Build 1st AR iteration in Google Play.
Employing a theoretical and practical framework informed by Flaig and Chun, we drafted a 360 Google Poly tour. (This tour is now defunct as Google discontinued their Poly 360 platform in early 2021). We played around with the idea of having a series of Google Cardboard headsets at a museum space so that guests could take the experience with them. This companion to the final edition of Feminanimate Objects allowed us to ask questions about the gap between AR media and VR media.
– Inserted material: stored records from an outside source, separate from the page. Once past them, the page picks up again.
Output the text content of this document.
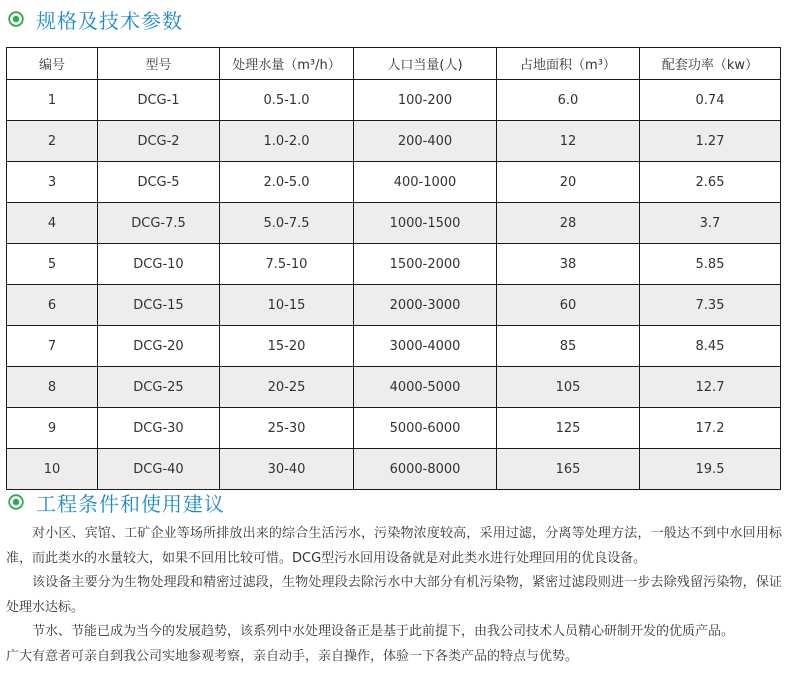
规格及技术参数
编号	型号	处理水量（m³/h）	人口当量(人)	占地面积（m³）	配套功率（kw）
1	DCG-1	0.5-1.0	100-200	6.0	0.74
2	DCG-2	1.0-2.0	200-400	12	1.27
3	DCG-5	2.0-5.0	400-1000	20	2.65
4	DCG-7.5	5.0-7.5	1000-1500	28	3.7
5	DCG-10	7.5-10	1500-2000	38	5.85
6	DCG-15	10-15	2000-3000	60	7.35
7	DCG-20	15-20	3000-4000	85	8.45
8	DCG-25	20-25	4000-5000	105	12.7
9	DCG-30	25-30	5000-6000	125	17.2
10	DCG-40	30-40	6000-8000	165	19.5
工程条件和使用建议

对小区、宾馆、工矿企业等场所排放出来的综合生活污水，污染物浓度较高，采用过滤，分离等处理方法，一般达不到中水回用标准，而此类水的水量较大，如果不回用比较可惜。DCG型污水回用设备就是对此类水进行处理回用的优良设备。

该设备主要分为生物处理段和精密过滤段，生物处理段去除污水中大部分有机污染物，紧密过滤段则进一步去除残留污染物，保证处理水达标。

节水、节能已成为当今的发展趋势，该系列中水处理设备正是基于此前提下，由我公司技术人员精心研制开发的优质产品。

广大有意者可亲自到我公司实地参观考察，亲自动手，亲自操作，体验一下各类产品的特点与优势。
We felt the need for a more immersive experience, improved sophistication, and streamlined storytelling.
Build 2nd iteration in Unity, consulting a VR expert.
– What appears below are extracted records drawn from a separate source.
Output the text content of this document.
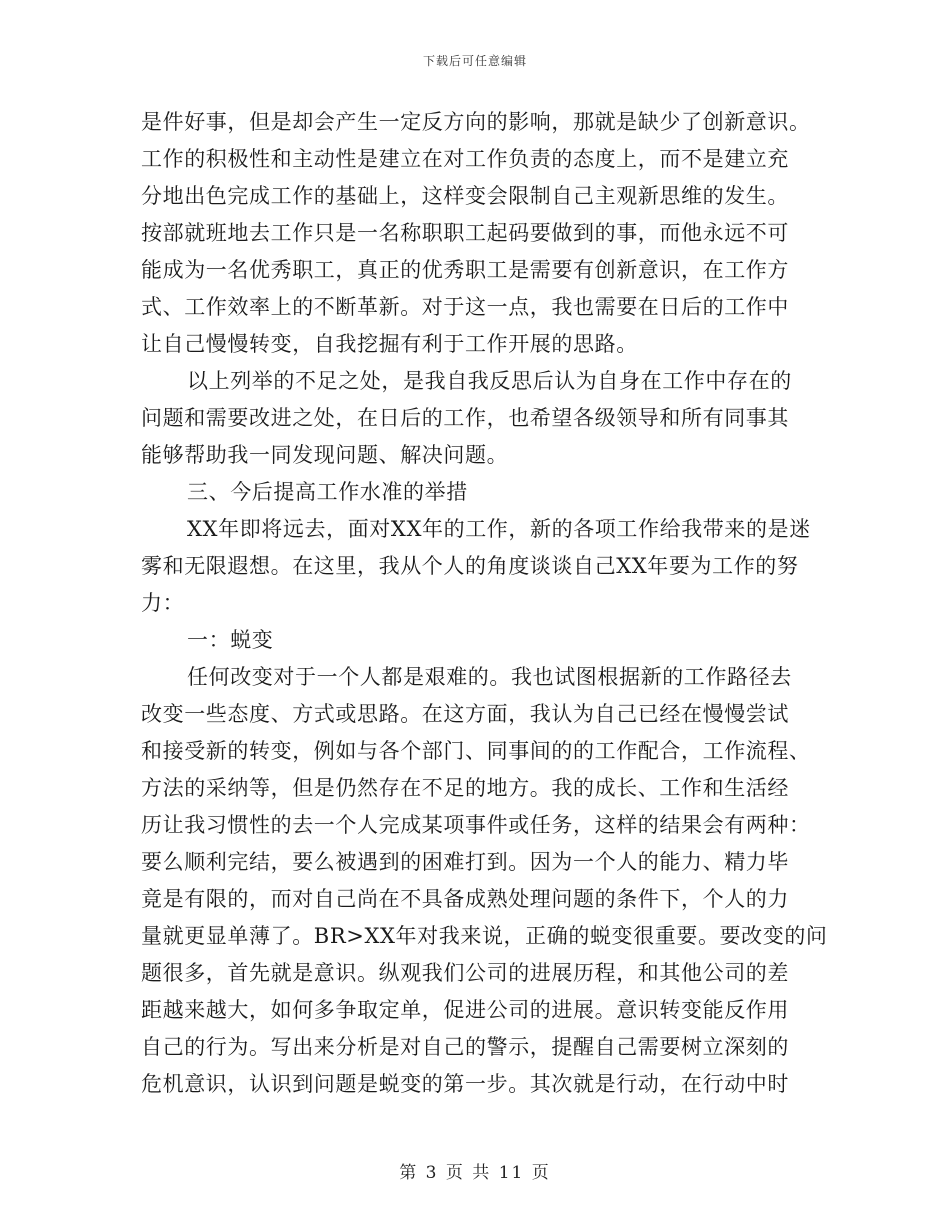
下载后可任意编辑
是件好事，但是却会产生一定反方向的影响，那就是缺少了创新意识。
工作的积极性和主动性是建立在对工作负责的态度上，而不是建立充
分地出色完成工作的基础上，这样变会限制自己主观新思维的发生。
按部就班地去工作只是一名称职职工起码要做到的事，而他永远不可
能成为一名优秀职工，真正的优秀职工是需要有创新意识，在工作方
式、工作效率上的不断革新。对于这一点，我也需要在日后的工作中
让自己慢慢转变，自我挖掘有利于工作开展的思路。
以上列举的不足之处，是我自我反思后认为自身在工作中存在的
问题和需要改进之处，在日后的工作，也希望各级领导和所有同事其
能够帮助我一同发现问题、解决问题。
三、今后提高工作水准的举措
XX年即将远去，面对XX年的工作，新的各项工作给我带来的是迷
雾和无限遐想。在这里，我从个人的角度谈谈自己XX年要为工作的努
力：
一：蜕变
任何改变对于一个人都是艰难的。我也试图根据新的工作路径去
改变一些态度、方式或思路。在这方面，我认为自己已经在慢慢尝试
和接受新的转变，例如与各个部门、同事间的的工作配合，工作流程、
方法的采纳等，但是仍然存在不足的地方。我的成长、工作和生活经
历让我习惯性的去一个人完成某项事件或任务，这样的结果会有两种：
要么顺利完结，要么被遇到的困难打到。因为一个人的能力、精力毕
竟是有限的，而对自己尚在不具备成熟处理问题的条件下，个人的力
量就更显单薄了。BR>XX年对我来说，正确的蜕变很重要。要改变的问
题很多，首先就是意识。纵观我们公司的进展历程，和其他公司的差
距越来越大，如何多争取定单，促进公司的进展。意识转变能反作用
自己的行为。写出来分析是对自己的警示，提醒自己需要树立深刻的
危机意识，认识到问题是蜕变的第一步。其次就是行动，在行动中时
第 3 页 共 11 页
Tracing the (abridged) history of Alexa and Siri’s ancestors, we examine the feminization of technological infrastructures and the objectification of the feminine and its implications in past, present, and future. In building our VR experience, we experienced many technical limitations, time constraints, and lots of bugs that needed to go or, in one case, evolved to become a feature.
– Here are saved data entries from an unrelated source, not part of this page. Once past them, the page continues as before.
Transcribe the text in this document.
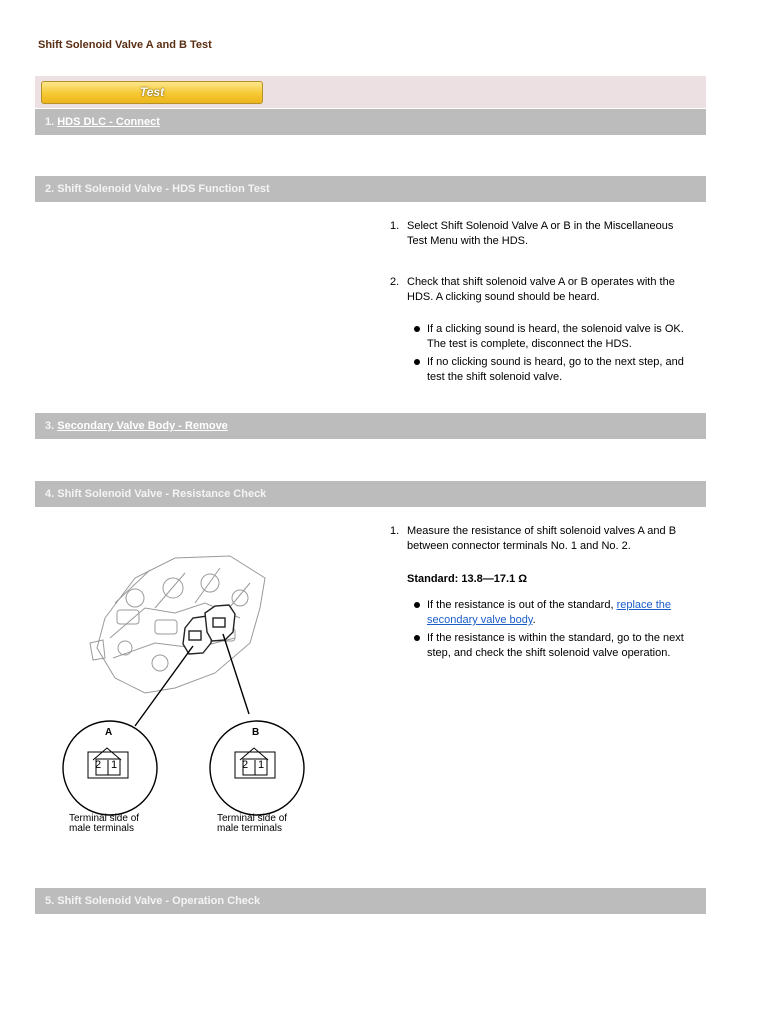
Shift Solenoid Valve A and B Test
Test
1. HDS DLC - Connect
2. Shift Solenoid Valve - HDS Function Test
1. Select Shift Solenoid Valve A or B in the Miscellaneous Test Menu with the HDS.
2. Check that shift solenoid valve A or B operates with the HDS. A clicking sound should be heard.
If a clicking sound is heard, the solenoid valve is OK. The test is complete, disconnect the HDS.
If no clicking sound is heard, go to the next step, and test the shift solenoid valve.
3. Secondary Valve Body - Remove
4. Shift Solenoid Valve - Resistance Check
1. Measure the resistance of shift solenoid valves A and B between connector terminals No. 1 and No. 2.
Standard: 13.8—17.1 Ω
If the resistance is out of the standard, replace the secondary valve body.
If the resistance is within the standard, go to the next step, and check the shift solenoid valve operation.
A	B
2 1	2 1
Terminal side of
male terminals
Terminal side of
male terminals
5. Shift Solenoid Valve - Operation Check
We consulted with Dr. Ole Molvig, a VR expert and instructor, at Vanderbilt’s Wond’ry Lab as we troubleshooted.
Key updates to our previous iteration:
adaptation of circular narrative into 15-min timed experience
creation of videos to project within virtual space
development of virtual landscape
writing and recording of Siri scripts
coding (lighting, timed cues, interactivity) within Unity
Product
Try it out.
Feminanimate Objects lives in the VR lab at the Digital Humanities Center at Vanderbilt University in Nashville, TN, USA. This 1 minute trailer orients participants to the project
Results
68% of users described the experience as uncanny in some way.
Of the 32 users who gave feedback on the project, a majority remarked on :
feeling “disembodied in the virtual space” (having no visible hands or feet)
feeling “sensitive to [one’s] body” in the physical plane
questioning the line between human and computer
considering “agency” and “who’s in charge”
being uncomfortable with hearing Siri’s voice without user prompting (11 participants)
For us, this experience for users marked success on the goals we set: we were able to link the form of mediation (VR) with the content of the mediation (a history told by disembodied women helpers) in a way that drove the narrative home for users.
57% of instructors who visited plan to use Feminanimate Objects in their classrooms.
4 of the 7 instructors who visited our public showing of the VR project requested that Caroline and I bring it to their classrooms for students to experience.
For us, this indicated the impact and directness of our project. It rang true with stakeholders who spend ample time considering these same research questions and issues, then educating a top university about these same topics.